In the famous English movie 'Star Trek', the doctor puts a camera on your chest, and the computer makes a hologram of your heart and blood vessels. The doctor enlarges the image and takes a look at some of your smaller capillaries to see the finer details.
Until now, this has only been possible in movies, but researchers at the McCormick School of Engineering at Northwestern University have developed a new high-resolution camera that captures everything from the most complex and fuzzy objects to the inside of the human skull worth to see.
The team has developed a prototype technology that, in simple terms, is a new holographic camera that can capture images of invisible places.
The results of this technology have been published in the journal Nature Communications, with author Florin Williams explaining: May be able to see from the point of view of This technique turns the walls into mirrors.

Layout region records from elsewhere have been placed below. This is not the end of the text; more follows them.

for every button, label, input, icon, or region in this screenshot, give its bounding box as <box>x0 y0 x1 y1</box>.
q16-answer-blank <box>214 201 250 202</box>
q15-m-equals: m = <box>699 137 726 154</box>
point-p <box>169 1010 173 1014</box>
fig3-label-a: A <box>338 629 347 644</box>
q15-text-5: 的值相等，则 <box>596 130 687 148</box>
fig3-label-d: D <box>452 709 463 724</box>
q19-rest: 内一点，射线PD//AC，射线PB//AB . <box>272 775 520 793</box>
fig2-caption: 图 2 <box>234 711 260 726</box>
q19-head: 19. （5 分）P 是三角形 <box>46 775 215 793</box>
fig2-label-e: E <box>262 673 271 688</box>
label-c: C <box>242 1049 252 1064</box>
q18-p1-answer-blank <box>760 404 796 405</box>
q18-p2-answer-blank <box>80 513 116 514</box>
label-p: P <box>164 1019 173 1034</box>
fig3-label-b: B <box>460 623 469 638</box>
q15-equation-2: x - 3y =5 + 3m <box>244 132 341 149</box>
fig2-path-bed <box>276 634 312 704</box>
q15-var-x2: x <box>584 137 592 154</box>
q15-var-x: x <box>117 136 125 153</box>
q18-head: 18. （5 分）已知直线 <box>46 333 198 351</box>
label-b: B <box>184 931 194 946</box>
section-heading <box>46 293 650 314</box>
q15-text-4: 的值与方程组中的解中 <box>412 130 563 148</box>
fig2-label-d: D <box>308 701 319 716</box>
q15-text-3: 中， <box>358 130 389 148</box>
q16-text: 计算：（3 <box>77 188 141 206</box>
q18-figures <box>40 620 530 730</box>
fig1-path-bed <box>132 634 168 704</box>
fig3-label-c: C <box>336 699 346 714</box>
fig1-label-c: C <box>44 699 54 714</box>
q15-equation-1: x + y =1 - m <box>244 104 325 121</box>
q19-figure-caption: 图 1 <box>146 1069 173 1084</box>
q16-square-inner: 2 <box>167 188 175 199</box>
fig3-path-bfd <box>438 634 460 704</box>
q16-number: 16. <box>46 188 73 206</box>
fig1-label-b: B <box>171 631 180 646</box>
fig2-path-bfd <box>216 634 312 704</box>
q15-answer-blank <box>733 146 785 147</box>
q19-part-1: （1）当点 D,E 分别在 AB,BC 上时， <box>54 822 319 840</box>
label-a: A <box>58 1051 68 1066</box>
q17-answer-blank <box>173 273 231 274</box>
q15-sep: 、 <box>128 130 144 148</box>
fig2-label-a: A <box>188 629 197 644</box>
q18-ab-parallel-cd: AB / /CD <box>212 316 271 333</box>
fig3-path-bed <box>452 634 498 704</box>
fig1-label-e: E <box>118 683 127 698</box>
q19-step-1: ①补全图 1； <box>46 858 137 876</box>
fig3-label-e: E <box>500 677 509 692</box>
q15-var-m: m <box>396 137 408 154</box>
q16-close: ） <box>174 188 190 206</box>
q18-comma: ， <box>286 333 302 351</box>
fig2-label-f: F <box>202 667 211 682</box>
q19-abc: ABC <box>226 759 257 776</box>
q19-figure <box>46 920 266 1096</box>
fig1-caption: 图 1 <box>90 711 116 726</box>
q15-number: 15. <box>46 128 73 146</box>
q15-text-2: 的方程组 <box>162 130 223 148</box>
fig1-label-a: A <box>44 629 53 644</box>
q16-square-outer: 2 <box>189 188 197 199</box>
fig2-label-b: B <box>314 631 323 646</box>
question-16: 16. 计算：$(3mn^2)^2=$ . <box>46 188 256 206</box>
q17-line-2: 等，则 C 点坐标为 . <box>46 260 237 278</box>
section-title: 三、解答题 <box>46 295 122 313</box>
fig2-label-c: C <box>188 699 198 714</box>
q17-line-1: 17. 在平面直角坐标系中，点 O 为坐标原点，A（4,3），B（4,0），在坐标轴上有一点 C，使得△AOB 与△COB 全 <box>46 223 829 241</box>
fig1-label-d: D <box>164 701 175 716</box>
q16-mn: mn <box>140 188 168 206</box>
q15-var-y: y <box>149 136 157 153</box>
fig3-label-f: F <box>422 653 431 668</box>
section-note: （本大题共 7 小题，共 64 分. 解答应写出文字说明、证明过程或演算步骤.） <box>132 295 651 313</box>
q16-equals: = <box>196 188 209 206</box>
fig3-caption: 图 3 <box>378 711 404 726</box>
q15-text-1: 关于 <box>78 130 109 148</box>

This is the field of science known as non-line of site (NLoS) imaging, and in the age of self-driving cars and modern medical advances, this is great news. They work in a very simple way using visual sonar: they send a pulse of light and measure how much it has changed by the time it returns.
"If you can capture the entire light field of an object in a hologram, you can completely recreate the three-dimensional shape of that object," Volumtzer added. We make this holographic imaging with artificial waves instead of ordinary light waves.

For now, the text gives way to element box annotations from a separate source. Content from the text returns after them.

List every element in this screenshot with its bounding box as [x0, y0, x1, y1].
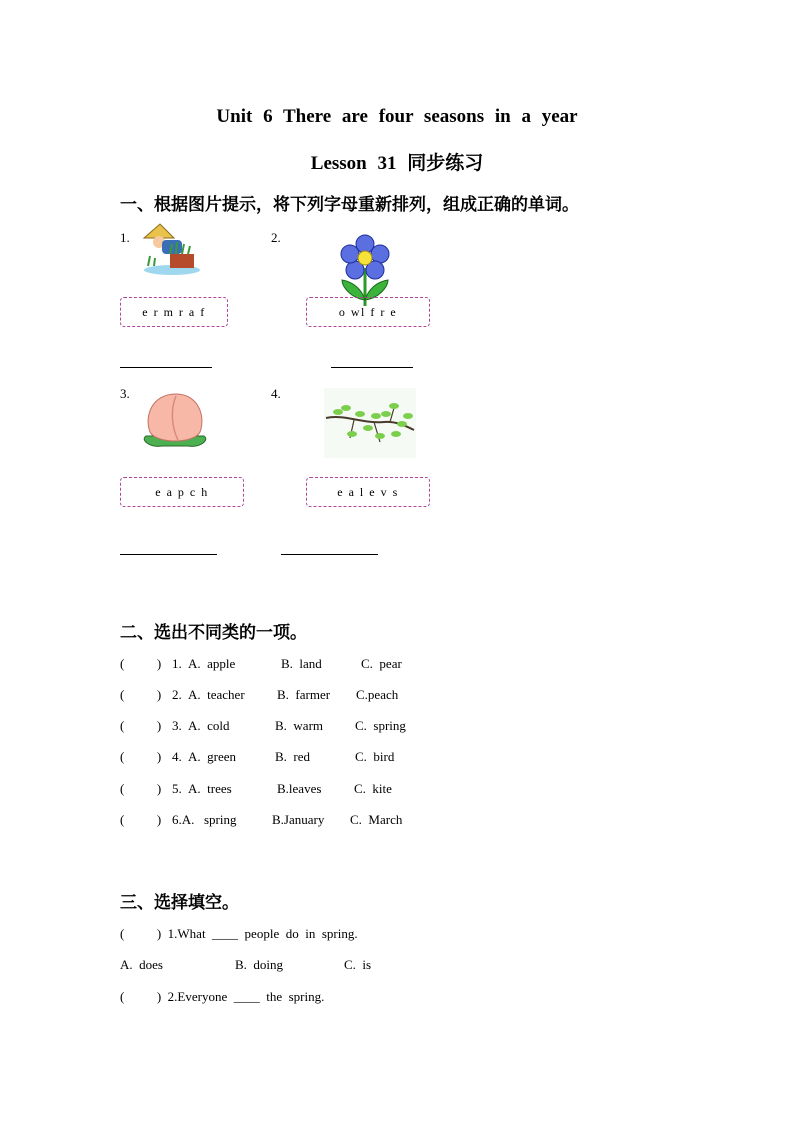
peach-picture: [140, 388, 210, 450]
item-2-number: 2.: [271, 230, 281, 245]
letters-box-2: o wl f r e: [306, 297, 430, 327]
question-number: 5.: [172, 781, 182, 796]
option-a: spring: [204, 812, 237, 827]
question-number: 3.: [172, 718, 182, 733]
question-number: 4.: [172, 749, 182, 764]
option-b: B.January: [272, 812, 325, 827]
part3-heading: 三、选择填空。: [120, 893, 239, 913]
option-c: C. bird: [355, 749, 395, 764]
option-a: A. does: [120, 957, 163, 972]
answer-paren[interactable]: ( ): [120, 749, 162, 764]
item-3-number: 3.: [120, 386, 130, 401]
question-number: 2.: [172, 687, 182, 702]
part2-heading: 二、选出不同类的一项。: [120, 623, 307, 643]
option-b: B. land: [281, 656, 322, 671]
option-c: C. kite: [354, 781, 392, 796]
option-c: C. is: [344, 957, 372, 972]
question-text: ( ) 1.What ____ people do in spring.: [120, 926, 358, 941]
page-title: Unit 6 There are four seasons in a year: [216, 106, 578, 127]
answer-paren[interactable]: ( ): [120, 656, 162, 671]
option-b: B. warm: [275, 718, 324, 733]
option-c: C.peach: [356, 687, 399, 702]
answer-blank-1[interactable]: [120, 367, 212, 368]
option-a: A. green: [188, 749, 237, 764]
item-1-number: 1.: [120, 230, 130, 245]
option-b: B. red: [275, 749, 311, 764]
question-number: 1.: [172, 656, 182, 671]
option-a: A. teacher: [188, 687, 245, 702]
leaves-branch-picture: [324, 388, 416, 458]
option-c: C. pear: [361, 656, 402, 671]
page-subtitle: Lesson 31 同步练习: [310, 153, 484, 174]
option-b: B.leaves: [277, 781, 322, 796]
option-b: B. farmer: [277, 687, 331, 702]
farmer-picture: [140, 222, 202, 278]
letters-box-4: e a l e v s: [306, 477, 430, 507]
option-b: B. doing: [235, 957, 284, 972]
option-a: A. apple: [188, 656, 236, 671]
option-a: A. trees: [188, 781, 232, 796]
option-c: C. spring: [355, 718, 406, 733]
option-c: C. March: [350, 812, 403, 827]
part1-heading: 一、根据图片提示，将下列字母重新排列，组成正确的单词。: [120, 195, 579, 215]
answer-blank-3[interactable]: [120, 554, 217, 555]
item-4-number: 4.: [271, 386, 281, 401]
letters-box-1: e r m r a f: [120, 297, 228, 327]
letters-box-3: e a p c h: [120, 477, 244, 507]
answer-paren[interactable]: ( ): [120, 687, 162, 702]
answer-paren[interactable]: ( ): [120, 812, 162, 827]
question-number: 6.A.: [172, 812, 195, 827]
option-a: A. cold: [188, 718, 230, 733]
answer-paren[interactable]: ( ): [120, 781, 162, 796]
answer-paren[interactable]: ( ): [120, 718, 162, 733]
answer-blank-4[interactable]: [281, 554, 378, 555]
question-text: ( ) 2.Everyone ____ the spring.: [120, 989, 325, 1004]
answer-blank-2[interactable]: [331, 367, 413, 368]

This goes far beyond the researchers' first attempt to develop NLoS techniques, but existing technologies always face a few hurdles, including low-resolution imaging, longer processing times, and restrictions on different technical sizes. Most of the work requires either very large areas or they provide only very limited details. Above all, having only one source of light has its problems because light travels so fast.

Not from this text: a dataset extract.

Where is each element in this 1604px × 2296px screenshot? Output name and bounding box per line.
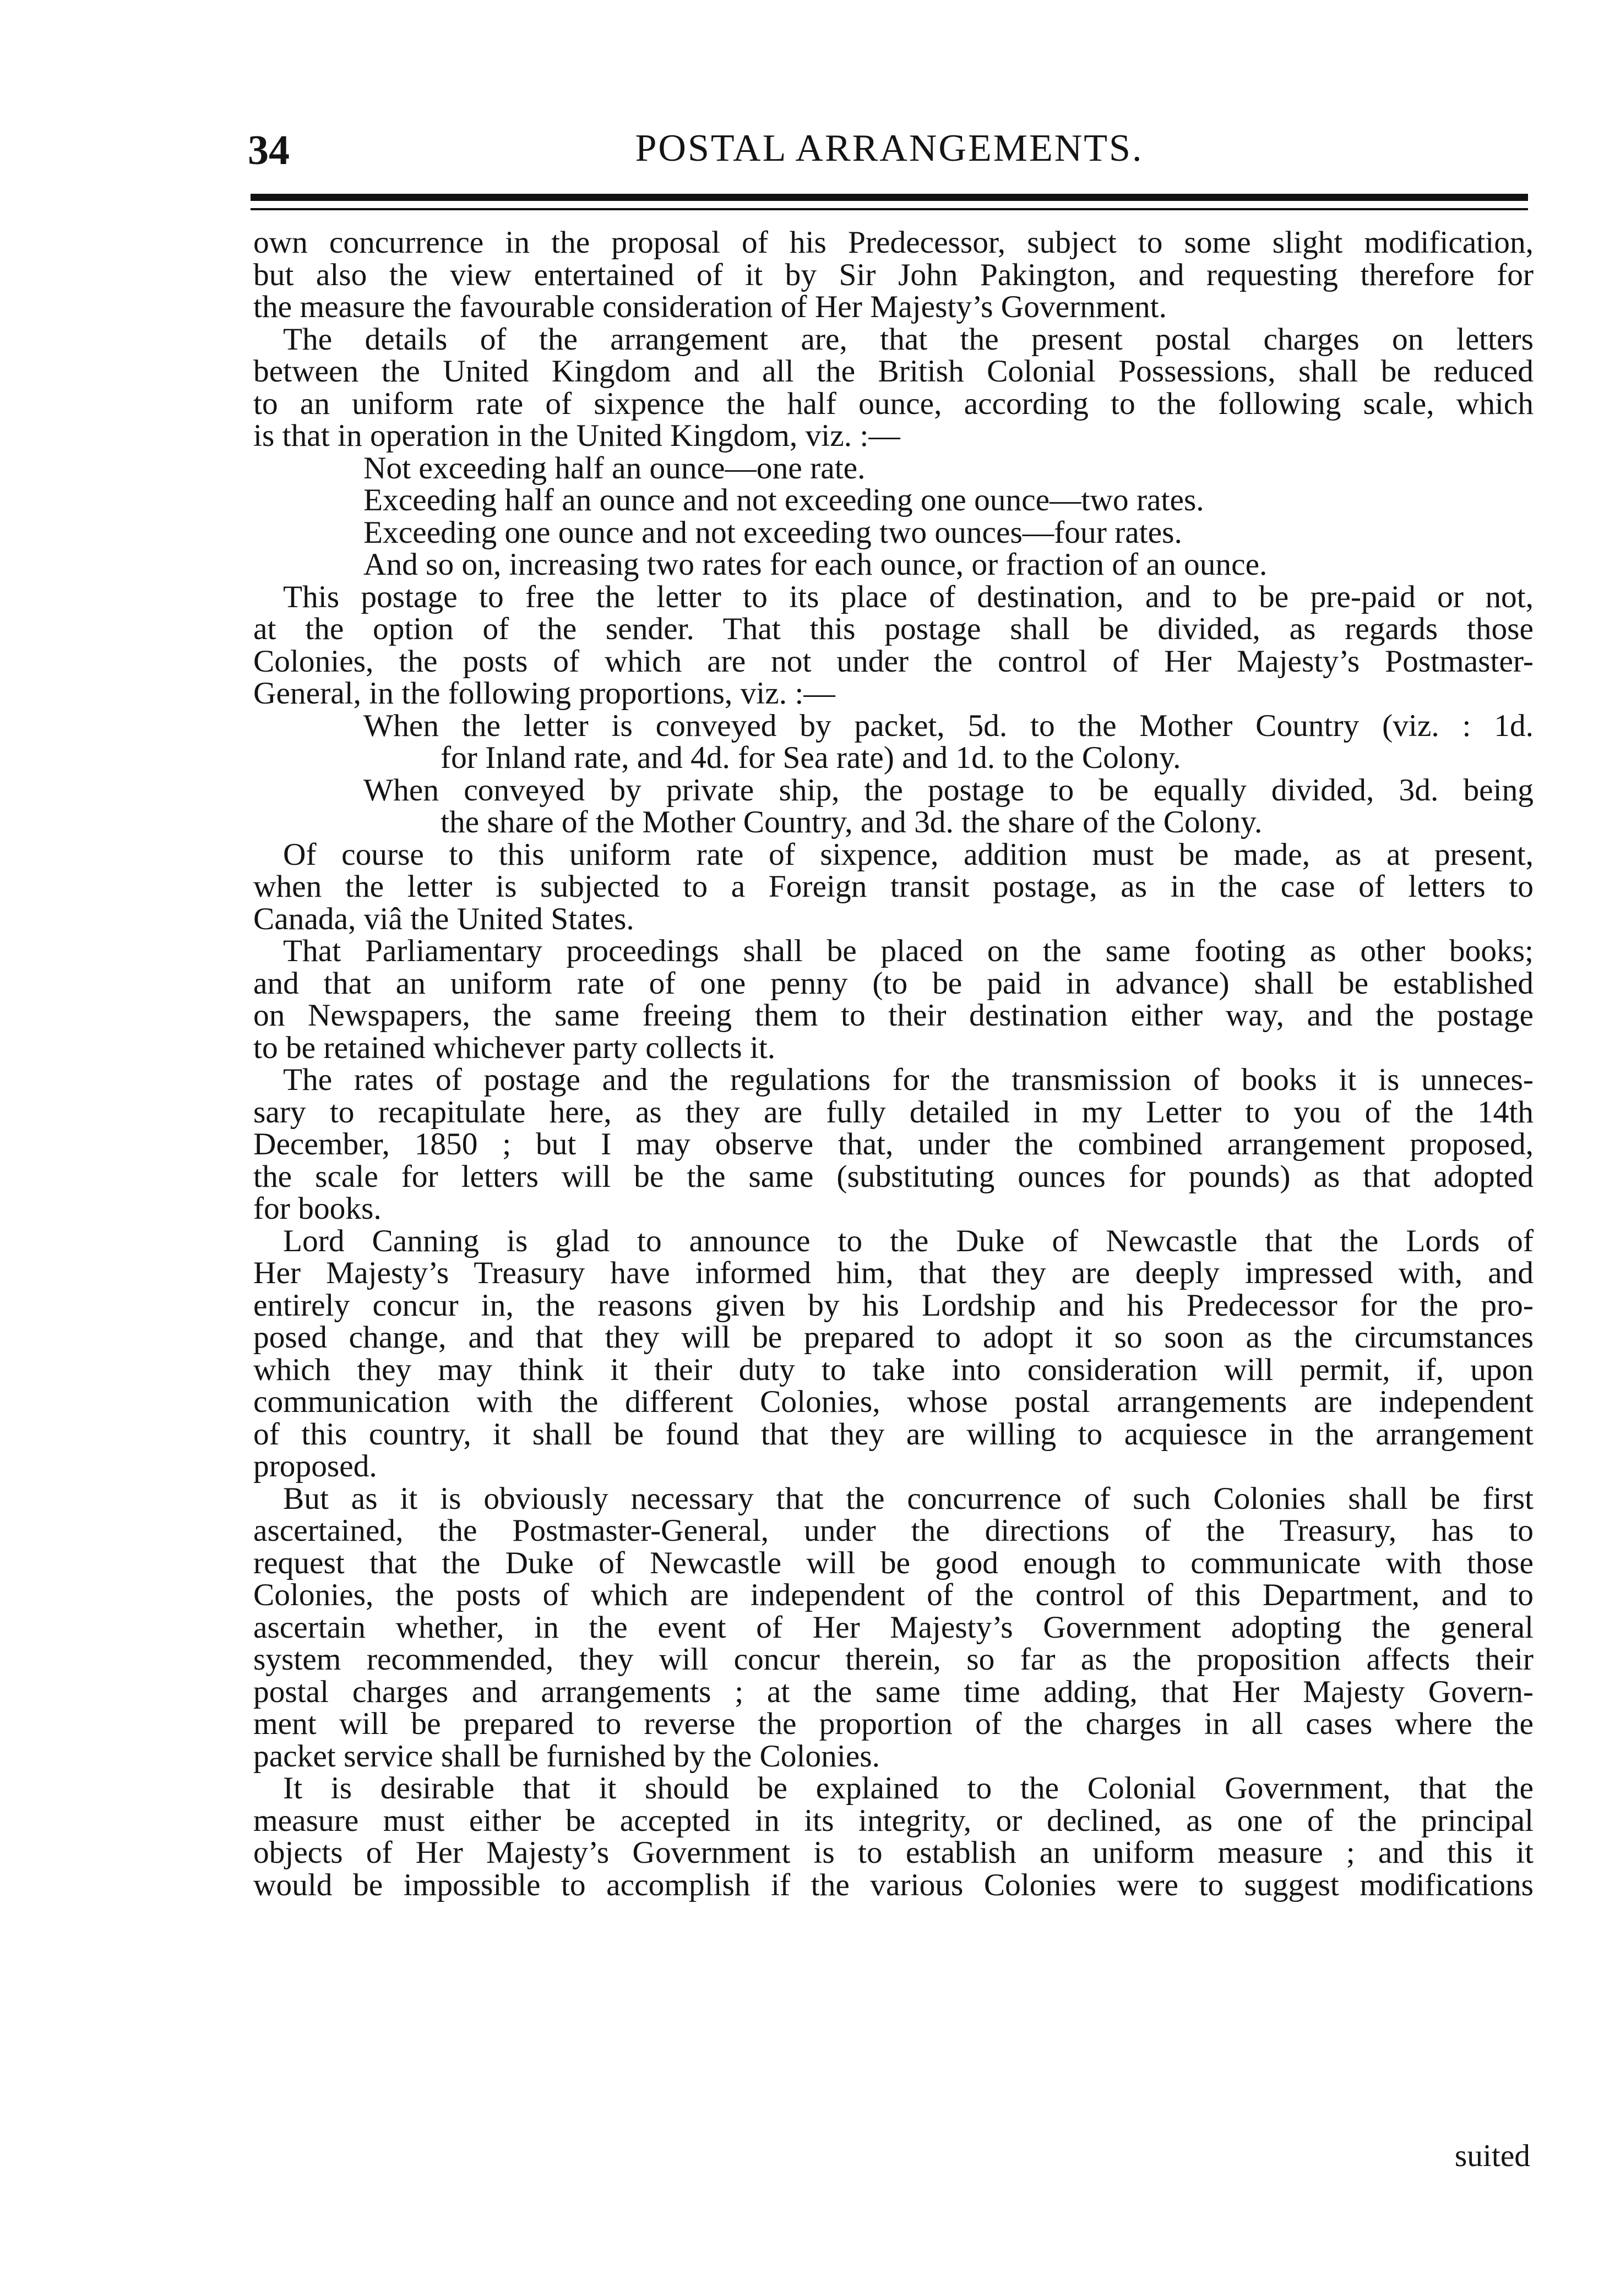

"There is nothing faster than the speed of light, so if you want to measure the travel time of light more accurately, you need ultra-high speed detector detectors, which are very expensive," says Volumetters. They are very expensive. "
But the use of two different wavelengths instead of one allows the prototype to work without ultra-bright light sources and detectors but also results in a faster, higher resolution image.
Although there is still a long way to go before this technology can be introduced into everyday life, volumeters are confident that "it must come."